Mara first learned about the program from another military family. She’s discovered it’s an ideal care solution for her family and she has hosted au pairs for most of the last decade. She has also supported other host families as both an Area Director and Program Advisor, most recently at apex social (known as apex PROaupair in the USA).

“When interviewing candidates I’m very up front and honest about my child’s needs,” she explained. “It’s vital to let your childcare provider know the broad range of what goes on in your home – the good times and the bad. I don’t want anyone to be shocked upon arrival because I wasn’t clear from the beginning about what to expect. It’s not fair to them and it doesn’t help our family.”

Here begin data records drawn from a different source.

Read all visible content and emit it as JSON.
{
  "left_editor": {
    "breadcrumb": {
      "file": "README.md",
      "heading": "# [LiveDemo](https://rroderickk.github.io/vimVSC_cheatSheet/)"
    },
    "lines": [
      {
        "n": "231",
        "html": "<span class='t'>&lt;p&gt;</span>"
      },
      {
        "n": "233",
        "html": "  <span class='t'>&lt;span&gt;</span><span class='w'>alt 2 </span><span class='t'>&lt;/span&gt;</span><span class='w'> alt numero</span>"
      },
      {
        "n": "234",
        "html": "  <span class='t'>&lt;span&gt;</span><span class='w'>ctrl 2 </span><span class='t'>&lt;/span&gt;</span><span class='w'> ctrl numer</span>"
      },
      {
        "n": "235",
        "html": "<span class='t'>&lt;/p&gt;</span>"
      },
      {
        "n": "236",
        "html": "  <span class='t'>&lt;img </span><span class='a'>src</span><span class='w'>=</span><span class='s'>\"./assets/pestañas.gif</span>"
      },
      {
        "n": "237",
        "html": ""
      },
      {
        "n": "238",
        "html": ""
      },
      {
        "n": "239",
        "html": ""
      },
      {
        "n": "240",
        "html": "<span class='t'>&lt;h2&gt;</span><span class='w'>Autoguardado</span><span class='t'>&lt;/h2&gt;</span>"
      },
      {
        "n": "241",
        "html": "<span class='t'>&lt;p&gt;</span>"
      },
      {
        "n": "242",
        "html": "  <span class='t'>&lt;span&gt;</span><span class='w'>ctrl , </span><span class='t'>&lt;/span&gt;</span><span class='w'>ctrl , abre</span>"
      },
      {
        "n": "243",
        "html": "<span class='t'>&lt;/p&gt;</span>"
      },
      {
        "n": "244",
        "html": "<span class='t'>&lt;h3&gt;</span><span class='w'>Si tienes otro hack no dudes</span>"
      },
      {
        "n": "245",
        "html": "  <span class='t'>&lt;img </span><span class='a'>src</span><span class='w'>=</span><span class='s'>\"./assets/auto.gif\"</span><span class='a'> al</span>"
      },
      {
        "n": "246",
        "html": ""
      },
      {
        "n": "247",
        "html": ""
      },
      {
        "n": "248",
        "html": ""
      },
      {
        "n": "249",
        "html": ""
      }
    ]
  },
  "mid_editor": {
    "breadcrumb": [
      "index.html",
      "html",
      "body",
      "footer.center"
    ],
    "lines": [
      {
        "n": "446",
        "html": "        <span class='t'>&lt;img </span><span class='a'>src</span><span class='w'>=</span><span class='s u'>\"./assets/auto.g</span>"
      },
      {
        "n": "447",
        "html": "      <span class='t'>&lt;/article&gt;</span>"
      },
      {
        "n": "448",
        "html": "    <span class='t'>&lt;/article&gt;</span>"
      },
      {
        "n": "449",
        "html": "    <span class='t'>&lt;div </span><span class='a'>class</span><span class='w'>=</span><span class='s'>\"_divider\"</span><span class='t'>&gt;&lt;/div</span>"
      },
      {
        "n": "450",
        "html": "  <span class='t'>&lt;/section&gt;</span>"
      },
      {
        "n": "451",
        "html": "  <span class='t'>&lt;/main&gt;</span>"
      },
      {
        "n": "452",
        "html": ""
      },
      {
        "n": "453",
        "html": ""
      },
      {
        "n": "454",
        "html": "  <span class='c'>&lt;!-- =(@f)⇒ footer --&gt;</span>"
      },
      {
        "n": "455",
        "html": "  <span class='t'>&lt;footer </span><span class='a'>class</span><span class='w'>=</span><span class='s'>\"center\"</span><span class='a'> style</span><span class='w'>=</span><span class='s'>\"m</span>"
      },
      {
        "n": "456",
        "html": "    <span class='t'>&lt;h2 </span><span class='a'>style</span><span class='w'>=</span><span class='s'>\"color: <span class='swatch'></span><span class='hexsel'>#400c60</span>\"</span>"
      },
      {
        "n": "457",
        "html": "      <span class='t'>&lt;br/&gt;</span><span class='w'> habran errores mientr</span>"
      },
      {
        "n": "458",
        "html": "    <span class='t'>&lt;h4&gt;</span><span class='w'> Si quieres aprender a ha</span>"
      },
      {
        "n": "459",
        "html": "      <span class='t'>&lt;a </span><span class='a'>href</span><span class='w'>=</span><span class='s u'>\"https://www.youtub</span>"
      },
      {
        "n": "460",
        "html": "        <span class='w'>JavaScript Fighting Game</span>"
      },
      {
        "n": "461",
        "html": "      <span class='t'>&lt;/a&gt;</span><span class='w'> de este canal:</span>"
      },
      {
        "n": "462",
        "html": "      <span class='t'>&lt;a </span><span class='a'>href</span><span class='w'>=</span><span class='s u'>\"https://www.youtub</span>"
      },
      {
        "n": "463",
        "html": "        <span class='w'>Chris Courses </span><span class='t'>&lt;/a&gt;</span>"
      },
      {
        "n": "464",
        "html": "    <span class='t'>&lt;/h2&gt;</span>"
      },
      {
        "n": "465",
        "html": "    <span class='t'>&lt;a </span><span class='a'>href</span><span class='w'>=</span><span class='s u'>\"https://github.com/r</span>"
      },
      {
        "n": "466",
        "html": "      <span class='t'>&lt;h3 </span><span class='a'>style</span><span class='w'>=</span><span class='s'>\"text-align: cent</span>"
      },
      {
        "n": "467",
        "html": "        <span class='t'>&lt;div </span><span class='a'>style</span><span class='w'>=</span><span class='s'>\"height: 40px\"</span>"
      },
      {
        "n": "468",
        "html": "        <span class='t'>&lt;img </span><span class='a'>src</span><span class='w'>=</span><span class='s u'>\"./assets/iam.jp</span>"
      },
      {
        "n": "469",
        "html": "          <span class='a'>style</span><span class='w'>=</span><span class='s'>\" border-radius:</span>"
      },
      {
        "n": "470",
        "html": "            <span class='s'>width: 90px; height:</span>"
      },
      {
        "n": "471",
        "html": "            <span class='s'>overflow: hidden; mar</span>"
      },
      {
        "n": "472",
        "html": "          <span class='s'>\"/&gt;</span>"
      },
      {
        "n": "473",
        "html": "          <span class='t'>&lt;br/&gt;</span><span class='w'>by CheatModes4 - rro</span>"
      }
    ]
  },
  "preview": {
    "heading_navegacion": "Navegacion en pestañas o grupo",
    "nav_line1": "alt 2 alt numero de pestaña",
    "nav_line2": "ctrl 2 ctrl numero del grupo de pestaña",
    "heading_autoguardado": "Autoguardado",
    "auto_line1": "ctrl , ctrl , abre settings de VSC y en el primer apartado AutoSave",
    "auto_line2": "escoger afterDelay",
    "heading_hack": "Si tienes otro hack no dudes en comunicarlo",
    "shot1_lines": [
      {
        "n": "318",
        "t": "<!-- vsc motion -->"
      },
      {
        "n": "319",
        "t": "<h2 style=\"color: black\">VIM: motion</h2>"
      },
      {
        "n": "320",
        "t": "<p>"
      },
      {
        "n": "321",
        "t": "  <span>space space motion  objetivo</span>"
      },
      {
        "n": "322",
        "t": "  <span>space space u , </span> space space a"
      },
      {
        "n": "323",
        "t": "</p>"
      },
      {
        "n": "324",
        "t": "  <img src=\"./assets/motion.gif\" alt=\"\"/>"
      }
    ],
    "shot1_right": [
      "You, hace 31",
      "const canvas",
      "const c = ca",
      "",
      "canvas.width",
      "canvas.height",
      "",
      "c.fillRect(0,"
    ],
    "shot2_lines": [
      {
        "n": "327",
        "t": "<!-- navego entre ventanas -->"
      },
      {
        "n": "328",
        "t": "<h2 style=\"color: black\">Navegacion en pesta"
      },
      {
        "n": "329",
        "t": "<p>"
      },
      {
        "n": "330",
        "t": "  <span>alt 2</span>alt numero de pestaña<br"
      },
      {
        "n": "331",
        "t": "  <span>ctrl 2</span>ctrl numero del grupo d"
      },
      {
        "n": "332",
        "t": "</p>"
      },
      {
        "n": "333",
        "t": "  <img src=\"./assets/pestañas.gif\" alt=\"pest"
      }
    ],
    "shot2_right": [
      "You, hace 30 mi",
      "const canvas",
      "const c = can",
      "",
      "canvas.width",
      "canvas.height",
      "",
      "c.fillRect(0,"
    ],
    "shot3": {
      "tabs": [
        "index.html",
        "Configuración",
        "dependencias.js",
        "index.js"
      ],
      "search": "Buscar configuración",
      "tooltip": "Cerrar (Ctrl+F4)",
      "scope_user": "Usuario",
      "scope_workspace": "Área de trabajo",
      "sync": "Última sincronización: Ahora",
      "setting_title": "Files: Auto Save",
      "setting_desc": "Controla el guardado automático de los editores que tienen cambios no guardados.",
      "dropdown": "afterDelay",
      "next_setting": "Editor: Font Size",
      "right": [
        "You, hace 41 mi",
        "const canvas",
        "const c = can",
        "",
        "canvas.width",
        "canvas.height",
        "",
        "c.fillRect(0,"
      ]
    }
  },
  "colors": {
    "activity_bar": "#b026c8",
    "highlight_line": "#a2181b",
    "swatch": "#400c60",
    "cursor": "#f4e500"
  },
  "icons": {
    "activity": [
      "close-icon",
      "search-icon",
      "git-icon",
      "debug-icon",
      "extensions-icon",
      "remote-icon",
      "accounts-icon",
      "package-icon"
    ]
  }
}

Helping her social care professional find work-life balance is a top priority for Mara. She always makes sure her social care professional has time to pursue her own interests, meet with friends and get to know her community.

“Our family has almost no expectations of her outside of work,” Mara said. “We think of her as an adult and if she wants to hang out with us, she can come do anything she wants with our family. But I don’t want her to burn out, and we make sure to let her have her space and pick and choose what she wants to do.”

Mara and her family keep in contact with each of her previous social care professionals, though they are closer to some than others.

“Maintaining the relationships has enriched our lives, and some continue to want to help with our family during my husband’s deployment or our moves,” she said.